Comcast / jrugged

A Java libary of robustness design patterns
Apache License 2.0
265 stars 93 forks source link

CircuitBreaker not thread safe and gets permanently stuck in a HALF_CLOSED state #45

Closed marto closed 5 years ago

marto commented 8 years ago

We have been using the library in production and found a few issues with the CircuitBreaker class implementation not being thread safe.

Looking at the source, I believe there are a number of concurrency issues with the class around the manipulation of state, isAttemptLive, isHardTrip, byPass fields. From my experience it looks like it's not thread safe, although hard to describe why. Here is an attempt to describe what we observed in a production scenario:

On occasion when the caller is highly concurrent (i.e. runs on many threads) the CircuitBreaker get's stuck in a HALF_CLOSED state. It's stuck in a HALF_CLOSED state because the isAttemptLive field is not atomic and is flipped in both the close, trip methods (when called from a successful or a unsuccessful invoke method) while at the same time (or out of order) the synchronized canAttempt also manipulates the isAttemptLive state.

It's possible for the close or trip methods to be called out of order to the synchronized canAttempt method. This can cause a situation where sate=HALF_CLOSED, isAttemptLive=true but the actual request has completed. Thus the isAttemptLive=true will never be flipped back as there is not attempt being made. The result is that the CB remains forever in a HALF_CLOSED state. I have verified existence of this situation of CircuitBreaker being in this state once in a debugging situation (jrugged-core version = 3.2.2).

joercampbell commented 8 years ago

Yeah - I think someone else was having a very similar problem with the codebase. What version are you using in your environment?

Also - can you pull the recent master and see if the recent changes made around this solve the problem you are describing? We made some minor changes as a result of someone elses commenting about a similar problem where the isAttemptLive was being manipulated incorrectly when it didn't need to be causing inconsistent behavior.

Joe

On Wed, Mar 30, 2016 at 10:51 AM Martin Petrovsky notifications@github.com wrote:

We have been using the library in production and found a few issues with the CircuitBreaker class implementation not being thread safe.

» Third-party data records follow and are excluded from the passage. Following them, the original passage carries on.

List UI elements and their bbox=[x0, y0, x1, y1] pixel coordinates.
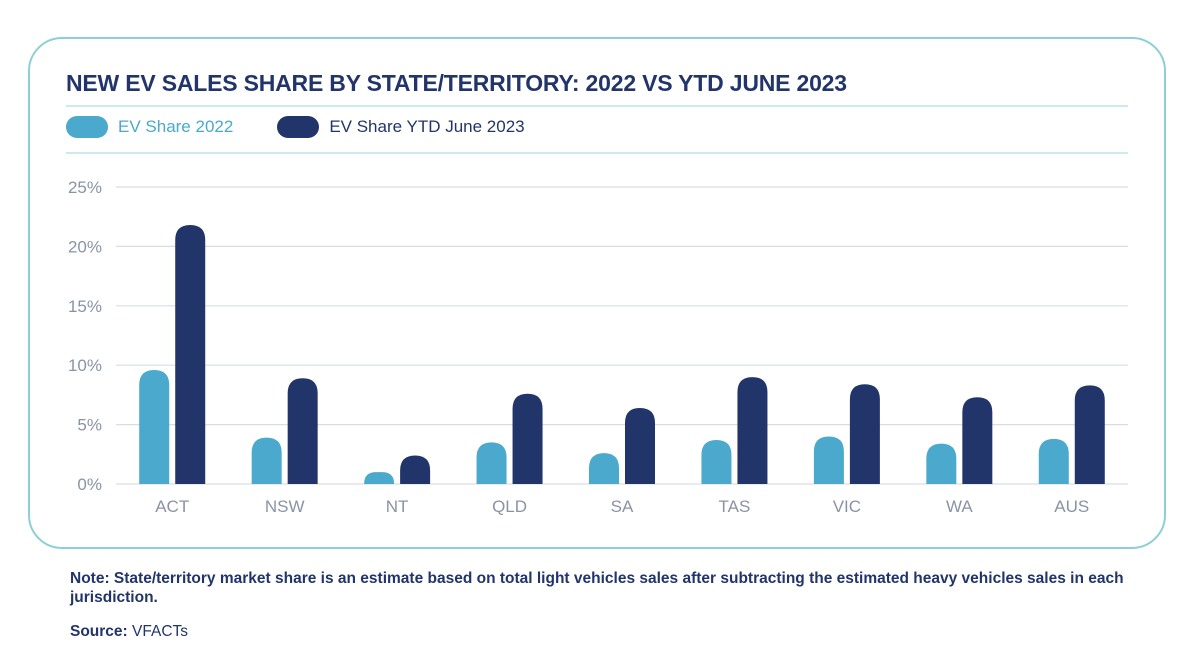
bar-sa-2023 bbox=[625, 407, 655, 484]
x-tick-label-aus: AUS bbox=[1054, 497, 1089, 516]
x-tick-label-nt: NT bbox=[386, 497, 409, 516]
chart-title: NEW EV SALES SHARE BY STATE/TERRITORY: 2… bbox=[66, 70, 847, 96]
legend-label-2023: EV Share YTD June 2023 bbox=[329, 117, 525, 136]
chart-source: Source: VFACTs bbox=[70, 623, 188, 641]
y-tick-label: 25% bbox=[68, 178, 102, 197]
title-divider bbox=[66, 105, 1128, 107]
legend-divider bbox=[66, 152, 1128, 154]
source-label: Source: bbox=[70, 623, 128, 640]
x-tick-label-nsw: NSW bbox=[265, 497, 305, 516]
bar-sa-2022 bbox=[589, 453, 619, 484]
legend-item-2023: EV Share YTD June 2023 bbox=[277, 116, 525, 138]
bar-nsw-2023 bbox=[287, 378, 318, 484]
x-tick-label-qld: QLD bbox=[492, 497, 527, 516]
bar-aus-2022 bbox=[1038, 438, 1069, 484]
bar-aus-2023 bbox=[1074, 385, 1105, 484]
y-tick-label: 5% bbox=[77, 416, 102, 435]
legend-swatch-2023 bbox=[277, 116, 320, 138]
bar-act-2022 bbox=[139, 369, 170, 484]
x-tick-label-tas: TAS bbox=[719, 497, 751, 516]
x-tick-label-sa: SA bbox=[611, 497, 634, 516]
bar-nsw-2022 bbox=[251, 437, 282, 484]
chart-card bbox=[28, 37, 1166, 549]
y-tick-label: 10% bbox=[68, 356, 102, 375]
legend-item-2022: EV Share 2022 bbox=[66, 116, 233, 138]
bar-act-2023 bbox=[175, 225, 206, 485]
legend-label-2022: EV Share 2022 bbox=[118, 117, 234, 136]
chart-legend: EV Share 2022 EV Share YTD June 2023 bbox=[66, 116, 569, 138]
y-tick-label: 20% bbox=[68, 237, 102, 256]
chart-note: Note: State/territory market share is an… bbox=[70, 570, 1124, 606]
source-value: VFACTs bbox=[132, 623, 189, 640]
bar-chart: 0% 5% 10% 15% 20% 25% ACT NSW NT QLD SA TAS VIC WA AUS bbox=[68, 178, 1128, 516]
legend-swatch-2022 bbox=[66, 116, 108, 138]
bar-vic-2023 bbox=[849, 384, 880, 484]
bar-qld-2022 bbox=[476, 442, 507, 484]
bar-tas-2022 bbox=[701, 440, 732, 484]
y-tick-label: 15% bbox=[68, 297, 102, 316]
x-tick-label-act: ACT bbox=[155, 497, 189, 516]
bar-vic-2022 bbox=[813, 436, 844, 484]
bar-tas-2023 bbox=[737, 377, 768, 484]
bar-nt-2023 bbox=[400, 455, 431, 484]
bar-wa-2022 bbox=[926, 443, 957, 484]
bar-nt-2022 bbox=[364, 472, 395, 484]
bar-qld-2023 bbox=[512, 393, 543, 484]
y-tick-label: 0% bbox=[77, 475, 102, 494]
x-tick-label-vic: VIC bbox=[833, 497, 861, 516]
x-tick-label-wa: WA bbox=[946, 497, 973, 516]
bar-wa-2023 bbox=[962, 397, 993, 484]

Looking at the source, I believe there are a number of concurrency issues with the class around the manipulation of state, isAttemptLive, isHardTrip, byPass fields. From my experience it looks like it's not thread safe, although hard to describe why. Here is an attempt to describe what we observed in a production scenario:

On occasion when the caller is highly concurrent (i.e. runs on many threads) the CircuitBreaker get's stuck in a HALF_CLOSED state. It's stuck in a HALF_CLOSED state because the isAttemptLive field is not atomic and is flipped in both the close, trip methods (when called from a successful or a unsuccessful invoke method) while at the same time (or out of order) the synchronized canAttempt also manipulates the isAttemptLive state.

It's possible for the close or trip methods to be called out of order to the synchronized canAttempt method. This can cause a situation where sate=HALF_CLOSED, isAttemptLive=true but the actual request has completed. Thus the isAttemptLive=true will never be flipped back as there is not attempt being made. The result is that the CB remains forever in a HALF_CLOSED state. I have verified existence of this situation of CircuitBreaker being in this state once in a debugging situation.

— You are receiving this because you are subscribed to this thread. Reply to this email directly or view it on GitHub https://github.com/Comcast/jrugged/issues/45

bstaheri commented 7 years ago

It seems that the changes in class CircuitBreaker in revision #37 solve the problem. Do you have a plan to release a version? Because having this issue, the library cannot be used in production; every time isAttemptLive is incorrectly set to true, the software enters an incorrect final state and needs a restart, which is not acceptable in production environment.

joercampbell commented 5 years ago

Releasing a new version here shortly.